Cette métaphore vivante invite à repenser nos liens sociaux, à cultiver l’empathie et la solidarité dans une société souvent fragmentée. Le spectacle pose une réflexion sur la manière dont nous pouvons, collectivement, réassembler les morceaux éclatés d’un tissu social fragile, en réinstallant l’humain et ses émotions au cœur de nos existences.

La performance interroge aussi le rôle du spectateur dans le processus artistique. Chaque représentation est unique, car elle s’adapte aux émotions et réactions du public présent.

La danse devient langage, où chaque mouvement, chaque expression, chaque souffle porte un message émotionnel.Nawaatphotos . Ala Agrebi

Le spectateur n’est plus un simple observateur passif, mais un acteur à part entière, co-créateur d’une œuvre vivante. À travers cette interaction, la danse devient un langage muet mais communicatif, une conversation corporelle où les émotions circulent librement.

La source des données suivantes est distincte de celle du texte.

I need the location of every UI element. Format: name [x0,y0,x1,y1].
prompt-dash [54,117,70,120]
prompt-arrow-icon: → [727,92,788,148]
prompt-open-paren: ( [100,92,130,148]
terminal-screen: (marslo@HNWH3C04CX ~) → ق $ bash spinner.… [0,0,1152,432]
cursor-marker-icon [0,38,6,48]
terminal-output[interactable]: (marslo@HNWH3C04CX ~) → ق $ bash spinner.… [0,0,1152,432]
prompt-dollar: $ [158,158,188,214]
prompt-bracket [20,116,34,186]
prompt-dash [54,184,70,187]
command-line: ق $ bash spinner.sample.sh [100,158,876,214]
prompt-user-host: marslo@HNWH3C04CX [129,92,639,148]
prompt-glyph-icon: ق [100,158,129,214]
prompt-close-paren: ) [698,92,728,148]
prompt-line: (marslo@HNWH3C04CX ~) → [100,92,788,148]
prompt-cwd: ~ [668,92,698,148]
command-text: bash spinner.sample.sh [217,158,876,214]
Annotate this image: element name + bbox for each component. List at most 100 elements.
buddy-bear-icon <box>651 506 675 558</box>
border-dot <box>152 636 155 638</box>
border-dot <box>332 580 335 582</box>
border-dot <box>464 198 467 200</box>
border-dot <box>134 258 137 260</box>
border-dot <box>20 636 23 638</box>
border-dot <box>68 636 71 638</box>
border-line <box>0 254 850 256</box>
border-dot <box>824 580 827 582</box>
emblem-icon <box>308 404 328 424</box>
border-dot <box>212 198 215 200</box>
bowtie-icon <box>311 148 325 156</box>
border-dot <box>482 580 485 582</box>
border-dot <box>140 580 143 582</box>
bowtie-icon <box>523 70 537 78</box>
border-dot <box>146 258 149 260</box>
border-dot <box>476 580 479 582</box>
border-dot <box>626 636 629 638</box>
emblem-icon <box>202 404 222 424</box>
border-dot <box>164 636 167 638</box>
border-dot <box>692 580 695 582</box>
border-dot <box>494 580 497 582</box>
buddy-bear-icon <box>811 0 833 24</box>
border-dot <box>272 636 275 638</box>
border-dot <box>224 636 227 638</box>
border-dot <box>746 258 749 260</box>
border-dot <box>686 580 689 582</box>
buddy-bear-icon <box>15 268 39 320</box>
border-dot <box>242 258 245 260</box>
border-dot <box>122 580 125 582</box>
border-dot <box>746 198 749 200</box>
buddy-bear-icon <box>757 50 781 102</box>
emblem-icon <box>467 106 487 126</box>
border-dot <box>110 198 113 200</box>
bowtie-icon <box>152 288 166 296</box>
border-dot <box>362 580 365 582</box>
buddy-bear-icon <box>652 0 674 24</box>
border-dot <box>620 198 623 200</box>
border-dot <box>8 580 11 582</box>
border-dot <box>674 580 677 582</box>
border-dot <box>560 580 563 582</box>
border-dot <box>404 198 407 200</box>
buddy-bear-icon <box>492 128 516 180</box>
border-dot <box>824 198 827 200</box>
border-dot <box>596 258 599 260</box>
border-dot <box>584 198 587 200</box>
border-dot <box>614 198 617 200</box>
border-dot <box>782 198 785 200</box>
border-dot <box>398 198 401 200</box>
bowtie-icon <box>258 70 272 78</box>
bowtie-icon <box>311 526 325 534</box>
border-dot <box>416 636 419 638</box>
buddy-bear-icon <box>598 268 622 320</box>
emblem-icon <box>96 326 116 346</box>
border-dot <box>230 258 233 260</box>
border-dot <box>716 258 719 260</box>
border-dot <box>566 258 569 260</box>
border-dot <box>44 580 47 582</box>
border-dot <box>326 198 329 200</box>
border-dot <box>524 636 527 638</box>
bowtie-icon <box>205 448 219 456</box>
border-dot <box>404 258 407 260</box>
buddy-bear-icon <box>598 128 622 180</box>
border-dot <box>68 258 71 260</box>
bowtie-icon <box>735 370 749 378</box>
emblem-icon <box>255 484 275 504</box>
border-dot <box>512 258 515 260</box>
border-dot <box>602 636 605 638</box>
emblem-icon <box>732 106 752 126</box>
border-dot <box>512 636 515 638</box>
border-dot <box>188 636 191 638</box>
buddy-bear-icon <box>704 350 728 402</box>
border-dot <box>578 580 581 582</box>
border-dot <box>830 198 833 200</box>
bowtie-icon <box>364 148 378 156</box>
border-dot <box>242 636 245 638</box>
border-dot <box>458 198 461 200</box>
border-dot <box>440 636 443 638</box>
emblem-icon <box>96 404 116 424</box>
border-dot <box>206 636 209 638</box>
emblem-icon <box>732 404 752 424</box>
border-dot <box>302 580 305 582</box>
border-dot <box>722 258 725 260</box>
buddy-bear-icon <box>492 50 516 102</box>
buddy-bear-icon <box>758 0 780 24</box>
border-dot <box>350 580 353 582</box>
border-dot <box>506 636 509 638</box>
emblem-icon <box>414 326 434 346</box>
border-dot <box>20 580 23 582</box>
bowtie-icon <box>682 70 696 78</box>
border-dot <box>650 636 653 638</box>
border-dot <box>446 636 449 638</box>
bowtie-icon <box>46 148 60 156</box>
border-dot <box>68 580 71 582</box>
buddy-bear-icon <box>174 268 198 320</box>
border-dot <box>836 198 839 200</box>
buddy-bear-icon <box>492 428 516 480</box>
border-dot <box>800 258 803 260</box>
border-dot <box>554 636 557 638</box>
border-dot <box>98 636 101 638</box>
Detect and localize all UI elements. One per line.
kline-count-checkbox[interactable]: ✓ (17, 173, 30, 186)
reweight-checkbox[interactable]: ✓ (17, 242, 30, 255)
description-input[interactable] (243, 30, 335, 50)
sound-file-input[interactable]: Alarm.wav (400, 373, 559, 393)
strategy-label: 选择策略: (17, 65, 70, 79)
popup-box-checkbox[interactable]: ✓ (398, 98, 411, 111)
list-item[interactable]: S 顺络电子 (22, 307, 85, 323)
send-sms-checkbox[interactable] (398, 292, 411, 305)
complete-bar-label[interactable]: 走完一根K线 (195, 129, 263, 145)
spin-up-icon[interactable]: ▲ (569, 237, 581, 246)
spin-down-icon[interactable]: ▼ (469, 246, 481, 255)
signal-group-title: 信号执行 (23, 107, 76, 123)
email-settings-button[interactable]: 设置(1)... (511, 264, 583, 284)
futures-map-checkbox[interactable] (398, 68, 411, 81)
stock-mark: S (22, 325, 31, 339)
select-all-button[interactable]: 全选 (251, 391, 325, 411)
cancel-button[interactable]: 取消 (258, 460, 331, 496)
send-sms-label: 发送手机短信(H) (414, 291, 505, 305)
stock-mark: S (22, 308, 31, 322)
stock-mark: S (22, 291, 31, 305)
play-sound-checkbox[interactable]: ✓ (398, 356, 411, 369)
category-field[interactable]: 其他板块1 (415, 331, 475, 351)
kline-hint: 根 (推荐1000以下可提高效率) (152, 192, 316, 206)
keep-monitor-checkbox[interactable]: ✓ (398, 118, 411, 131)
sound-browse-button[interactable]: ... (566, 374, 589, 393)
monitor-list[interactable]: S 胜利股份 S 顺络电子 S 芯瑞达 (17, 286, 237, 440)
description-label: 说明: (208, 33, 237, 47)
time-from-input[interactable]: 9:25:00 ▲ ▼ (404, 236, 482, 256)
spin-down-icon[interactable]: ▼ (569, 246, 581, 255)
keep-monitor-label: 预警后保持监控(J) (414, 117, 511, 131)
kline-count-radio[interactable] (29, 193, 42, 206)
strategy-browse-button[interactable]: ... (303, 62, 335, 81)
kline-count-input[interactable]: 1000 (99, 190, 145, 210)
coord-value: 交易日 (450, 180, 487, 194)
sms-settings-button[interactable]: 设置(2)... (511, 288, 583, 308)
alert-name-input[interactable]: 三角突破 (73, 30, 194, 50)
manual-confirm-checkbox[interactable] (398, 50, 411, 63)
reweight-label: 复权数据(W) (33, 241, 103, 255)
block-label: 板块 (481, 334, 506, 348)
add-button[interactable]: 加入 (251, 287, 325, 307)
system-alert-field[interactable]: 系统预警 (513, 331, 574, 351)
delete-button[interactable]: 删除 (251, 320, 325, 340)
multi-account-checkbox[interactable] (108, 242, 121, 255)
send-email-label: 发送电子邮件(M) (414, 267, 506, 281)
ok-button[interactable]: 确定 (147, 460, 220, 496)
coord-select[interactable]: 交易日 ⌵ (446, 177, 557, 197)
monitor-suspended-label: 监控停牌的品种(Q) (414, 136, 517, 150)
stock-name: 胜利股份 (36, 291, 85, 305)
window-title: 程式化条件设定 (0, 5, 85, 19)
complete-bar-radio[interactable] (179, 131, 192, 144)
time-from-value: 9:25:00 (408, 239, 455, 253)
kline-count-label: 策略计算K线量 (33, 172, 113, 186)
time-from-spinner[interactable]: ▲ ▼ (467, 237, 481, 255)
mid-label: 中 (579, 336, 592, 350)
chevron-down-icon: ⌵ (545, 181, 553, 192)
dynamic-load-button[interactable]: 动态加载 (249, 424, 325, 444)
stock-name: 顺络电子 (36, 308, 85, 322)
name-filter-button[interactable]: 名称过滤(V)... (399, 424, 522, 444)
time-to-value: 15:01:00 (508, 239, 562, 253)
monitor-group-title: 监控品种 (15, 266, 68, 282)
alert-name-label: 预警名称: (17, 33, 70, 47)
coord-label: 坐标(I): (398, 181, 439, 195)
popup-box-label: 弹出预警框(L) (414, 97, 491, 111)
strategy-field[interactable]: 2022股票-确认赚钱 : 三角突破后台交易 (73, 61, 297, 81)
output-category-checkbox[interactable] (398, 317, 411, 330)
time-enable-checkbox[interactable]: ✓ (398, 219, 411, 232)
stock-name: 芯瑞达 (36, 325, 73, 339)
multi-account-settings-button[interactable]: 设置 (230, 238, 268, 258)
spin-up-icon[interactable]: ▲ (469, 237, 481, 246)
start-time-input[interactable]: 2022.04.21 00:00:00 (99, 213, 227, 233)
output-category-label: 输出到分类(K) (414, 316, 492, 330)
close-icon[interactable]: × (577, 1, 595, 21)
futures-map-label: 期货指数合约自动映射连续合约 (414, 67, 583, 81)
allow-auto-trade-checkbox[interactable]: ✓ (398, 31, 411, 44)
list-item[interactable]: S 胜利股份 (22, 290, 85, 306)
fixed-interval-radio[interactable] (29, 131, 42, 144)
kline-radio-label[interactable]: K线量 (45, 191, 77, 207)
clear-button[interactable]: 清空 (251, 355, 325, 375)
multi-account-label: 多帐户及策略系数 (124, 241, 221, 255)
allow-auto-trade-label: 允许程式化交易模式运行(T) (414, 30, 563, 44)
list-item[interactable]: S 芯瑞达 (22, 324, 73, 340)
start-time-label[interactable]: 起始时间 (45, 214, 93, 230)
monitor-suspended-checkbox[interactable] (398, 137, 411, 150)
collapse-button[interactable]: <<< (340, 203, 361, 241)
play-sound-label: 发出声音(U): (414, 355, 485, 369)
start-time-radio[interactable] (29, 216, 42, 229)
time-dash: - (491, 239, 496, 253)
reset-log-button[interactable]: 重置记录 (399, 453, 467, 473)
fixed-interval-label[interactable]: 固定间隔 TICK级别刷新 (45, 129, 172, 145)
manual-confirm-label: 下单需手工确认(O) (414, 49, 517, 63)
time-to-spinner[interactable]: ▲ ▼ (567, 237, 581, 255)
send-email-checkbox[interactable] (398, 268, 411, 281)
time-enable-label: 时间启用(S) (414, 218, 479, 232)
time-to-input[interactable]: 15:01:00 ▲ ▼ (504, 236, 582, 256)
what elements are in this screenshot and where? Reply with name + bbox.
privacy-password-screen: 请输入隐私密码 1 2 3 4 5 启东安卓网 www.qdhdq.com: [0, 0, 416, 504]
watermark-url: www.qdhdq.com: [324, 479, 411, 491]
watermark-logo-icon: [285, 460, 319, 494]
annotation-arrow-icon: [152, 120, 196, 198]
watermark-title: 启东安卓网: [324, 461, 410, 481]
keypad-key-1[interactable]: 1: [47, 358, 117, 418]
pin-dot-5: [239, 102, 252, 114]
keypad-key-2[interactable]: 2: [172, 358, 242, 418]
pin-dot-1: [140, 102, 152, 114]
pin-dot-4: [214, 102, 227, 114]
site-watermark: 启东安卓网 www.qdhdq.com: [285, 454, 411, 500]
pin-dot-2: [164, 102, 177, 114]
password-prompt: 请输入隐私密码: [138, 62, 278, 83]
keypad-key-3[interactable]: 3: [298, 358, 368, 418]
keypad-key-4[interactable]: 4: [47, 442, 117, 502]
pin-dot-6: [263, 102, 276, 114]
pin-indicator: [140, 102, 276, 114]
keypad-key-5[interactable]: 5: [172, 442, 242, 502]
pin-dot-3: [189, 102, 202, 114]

Ce langage du corps, puissant et universel, transcende les barrières culturelles et sociales. Il offre une forme d’expression directe, qui touche à l’essence même de notre condition humaine. L’émotion partagée devient un acte esthétique, mais aussi un acte de guérison et de reconnexion.

Dans un monde où les relations peuvent parfois sembler désincarnées, fragiles ou distantes, cette performance réhabilite le contact, la présence, l’attention à l’autre. Elle révèle la beauté des liens invisibles qui nous unissent, aussi subtils que vitaux, à commencer par le toucher.

La danse d’Oumaima Bahri est une invitation à cultiver dans nos vies quotidiennes cette capacité à se connecter, à écouter, à ressentir.

Le festival de Nawaat, en accueillant “Connecté(e)”, confirme son engagement à soutenir des formes artistiques innovantes, engagées et sensibles, qui questionnent et transforment notre regard sur le monde. Par cette œuvre, il offre une fenêtre ouverte sur une autre manière d’envisager la relation humaine : une relation qui bat au rythme d’un même cœur, fait d’émotions partagées et d’énergie collective.